L'architecte devrait garder la main "jusqu'au dernier coup de pinceau"
Or, c'est précisément ce qui semble s'être déroulé dans le cas de la tour Grenfell, comme Batiactu le rapportait le 30 juin dernier. "A Grenfell, l'architecte initial avait recommandé l'utilisation d'un bardage retardant la progression du feu, mais il a été ensuite remplacé par des panneaux inflammables", affirme le journal.
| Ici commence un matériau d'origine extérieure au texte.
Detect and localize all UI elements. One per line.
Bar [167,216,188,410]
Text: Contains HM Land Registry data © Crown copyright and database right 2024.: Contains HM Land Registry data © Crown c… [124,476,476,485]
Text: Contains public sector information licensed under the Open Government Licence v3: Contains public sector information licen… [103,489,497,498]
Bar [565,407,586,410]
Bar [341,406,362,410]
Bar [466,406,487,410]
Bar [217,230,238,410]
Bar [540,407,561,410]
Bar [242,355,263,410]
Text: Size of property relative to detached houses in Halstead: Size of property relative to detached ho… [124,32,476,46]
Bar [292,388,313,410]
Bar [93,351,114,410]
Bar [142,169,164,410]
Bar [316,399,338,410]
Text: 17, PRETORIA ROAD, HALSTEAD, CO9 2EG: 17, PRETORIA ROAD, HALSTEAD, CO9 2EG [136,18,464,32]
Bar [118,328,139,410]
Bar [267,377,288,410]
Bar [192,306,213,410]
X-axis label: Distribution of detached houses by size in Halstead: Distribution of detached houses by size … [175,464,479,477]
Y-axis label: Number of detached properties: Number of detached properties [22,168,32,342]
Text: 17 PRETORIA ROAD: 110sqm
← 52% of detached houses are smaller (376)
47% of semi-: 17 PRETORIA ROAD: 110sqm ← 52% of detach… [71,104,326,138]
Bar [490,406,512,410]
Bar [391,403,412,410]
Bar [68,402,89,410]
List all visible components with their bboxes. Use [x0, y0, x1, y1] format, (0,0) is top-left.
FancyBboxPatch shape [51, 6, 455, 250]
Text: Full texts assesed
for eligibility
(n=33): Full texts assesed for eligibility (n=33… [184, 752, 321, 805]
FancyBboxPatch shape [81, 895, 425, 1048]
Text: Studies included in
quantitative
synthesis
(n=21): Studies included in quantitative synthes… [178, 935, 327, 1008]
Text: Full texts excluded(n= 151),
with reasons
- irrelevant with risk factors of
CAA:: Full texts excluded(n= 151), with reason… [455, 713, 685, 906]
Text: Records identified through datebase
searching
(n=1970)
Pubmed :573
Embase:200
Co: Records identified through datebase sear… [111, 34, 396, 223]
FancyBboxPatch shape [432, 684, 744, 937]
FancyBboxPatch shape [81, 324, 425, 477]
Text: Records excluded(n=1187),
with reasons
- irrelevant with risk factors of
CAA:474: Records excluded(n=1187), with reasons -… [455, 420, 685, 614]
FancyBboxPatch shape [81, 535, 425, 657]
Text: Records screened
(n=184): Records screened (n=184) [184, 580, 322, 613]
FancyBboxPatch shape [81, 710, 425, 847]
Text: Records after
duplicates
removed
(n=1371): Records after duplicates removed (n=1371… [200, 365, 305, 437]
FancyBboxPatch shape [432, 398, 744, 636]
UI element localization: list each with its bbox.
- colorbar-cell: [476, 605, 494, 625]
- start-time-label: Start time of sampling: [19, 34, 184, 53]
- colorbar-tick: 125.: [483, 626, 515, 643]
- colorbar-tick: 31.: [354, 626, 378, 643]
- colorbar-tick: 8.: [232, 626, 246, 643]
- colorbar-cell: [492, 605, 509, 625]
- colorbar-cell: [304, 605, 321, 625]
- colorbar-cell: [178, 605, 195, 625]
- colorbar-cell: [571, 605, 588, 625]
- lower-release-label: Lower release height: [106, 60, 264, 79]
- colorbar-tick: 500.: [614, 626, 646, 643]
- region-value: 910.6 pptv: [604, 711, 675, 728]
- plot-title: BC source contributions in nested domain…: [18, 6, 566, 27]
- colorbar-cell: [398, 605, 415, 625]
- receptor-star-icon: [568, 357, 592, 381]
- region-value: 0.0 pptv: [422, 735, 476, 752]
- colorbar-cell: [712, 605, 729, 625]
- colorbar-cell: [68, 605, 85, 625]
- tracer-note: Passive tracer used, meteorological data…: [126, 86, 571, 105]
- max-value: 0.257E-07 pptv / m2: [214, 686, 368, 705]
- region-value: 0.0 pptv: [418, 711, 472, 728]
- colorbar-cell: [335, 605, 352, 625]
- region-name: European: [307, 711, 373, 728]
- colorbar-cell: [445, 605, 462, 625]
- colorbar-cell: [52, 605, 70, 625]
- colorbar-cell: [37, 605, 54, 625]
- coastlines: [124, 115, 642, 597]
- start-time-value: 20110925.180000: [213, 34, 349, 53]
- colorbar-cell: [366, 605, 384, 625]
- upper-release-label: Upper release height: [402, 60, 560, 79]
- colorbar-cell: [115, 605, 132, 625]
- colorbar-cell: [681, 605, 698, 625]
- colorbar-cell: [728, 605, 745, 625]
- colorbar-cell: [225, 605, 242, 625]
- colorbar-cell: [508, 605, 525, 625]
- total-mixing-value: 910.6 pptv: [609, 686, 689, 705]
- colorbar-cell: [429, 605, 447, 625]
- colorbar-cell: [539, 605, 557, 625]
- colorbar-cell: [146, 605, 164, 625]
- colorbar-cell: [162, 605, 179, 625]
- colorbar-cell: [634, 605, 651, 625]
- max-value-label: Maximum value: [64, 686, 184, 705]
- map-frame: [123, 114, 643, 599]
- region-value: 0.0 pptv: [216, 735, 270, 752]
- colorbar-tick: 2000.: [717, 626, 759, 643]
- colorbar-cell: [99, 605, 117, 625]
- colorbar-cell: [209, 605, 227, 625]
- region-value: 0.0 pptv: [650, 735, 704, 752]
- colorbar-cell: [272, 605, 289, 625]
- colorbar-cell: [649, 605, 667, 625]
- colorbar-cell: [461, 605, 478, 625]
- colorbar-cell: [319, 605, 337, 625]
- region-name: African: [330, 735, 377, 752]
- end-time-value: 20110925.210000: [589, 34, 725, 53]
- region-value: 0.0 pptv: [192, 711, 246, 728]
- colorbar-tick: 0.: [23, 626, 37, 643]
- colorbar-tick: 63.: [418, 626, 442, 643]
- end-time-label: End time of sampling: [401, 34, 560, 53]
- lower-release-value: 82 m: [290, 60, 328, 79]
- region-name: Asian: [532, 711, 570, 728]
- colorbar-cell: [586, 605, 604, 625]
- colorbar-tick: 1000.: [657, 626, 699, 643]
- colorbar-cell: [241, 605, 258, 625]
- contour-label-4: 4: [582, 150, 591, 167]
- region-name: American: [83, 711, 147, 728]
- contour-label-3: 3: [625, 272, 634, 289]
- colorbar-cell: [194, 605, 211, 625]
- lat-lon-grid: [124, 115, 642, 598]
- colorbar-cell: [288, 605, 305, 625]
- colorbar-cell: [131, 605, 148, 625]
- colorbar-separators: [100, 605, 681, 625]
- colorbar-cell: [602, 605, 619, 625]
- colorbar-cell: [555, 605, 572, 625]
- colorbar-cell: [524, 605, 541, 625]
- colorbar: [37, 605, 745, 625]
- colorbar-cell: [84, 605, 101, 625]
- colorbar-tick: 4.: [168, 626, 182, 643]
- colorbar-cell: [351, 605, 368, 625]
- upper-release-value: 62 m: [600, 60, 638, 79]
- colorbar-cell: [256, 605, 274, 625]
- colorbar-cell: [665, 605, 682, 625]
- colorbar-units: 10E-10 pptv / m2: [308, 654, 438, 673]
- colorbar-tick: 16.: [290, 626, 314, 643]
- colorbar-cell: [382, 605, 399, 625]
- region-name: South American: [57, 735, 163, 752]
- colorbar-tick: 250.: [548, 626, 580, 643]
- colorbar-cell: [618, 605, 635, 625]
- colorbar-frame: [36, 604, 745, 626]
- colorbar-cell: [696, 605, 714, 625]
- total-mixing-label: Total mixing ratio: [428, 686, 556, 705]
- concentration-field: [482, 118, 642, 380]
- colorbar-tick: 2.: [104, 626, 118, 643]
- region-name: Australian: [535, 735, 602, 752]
L'économie réalisée aurait été de 320.000 euros pour le bardage.
"C'est une réalité dont l'ensemble de la société doit prendre conscience", affirme Ben Derbyshire, le patron des architectes britanniques. "Nous ne parlons pas ici de la qualité esthétique des bâtiments, nous parlons de leur performance environnementale, de leur qualité, de leur solidité, du souci du détail. [...] Nous, architectes, devenons très démoralisés en voyant des composants écologiques ou des revêtements être remplacés par des éléments de moindre qualité, à cause du modèle économique choisi." En conséquence, il souhaiterait que les architectes reprennent la maîtrise sur la construction de logements, et ce "jusqu'au dernier coup de pinceau". Et soient garants de la qualité générale des ouvrages et de la sécurité des habitants, sans mettre la rentabilité économique au premier plan.
La complexité normative ne touche pas que la France
Le président du Riba pointe également du doigt la réglementation en vigueur outre-Manche. "Nous avons maintes fois signalé que l'imbrication des différentes obligations et normes rendait la réglementation incroyablement difficile à appliquer et à interpréter." Un propos qui rappelle furieusement les remarques quotidiennes des patrons et architectes français.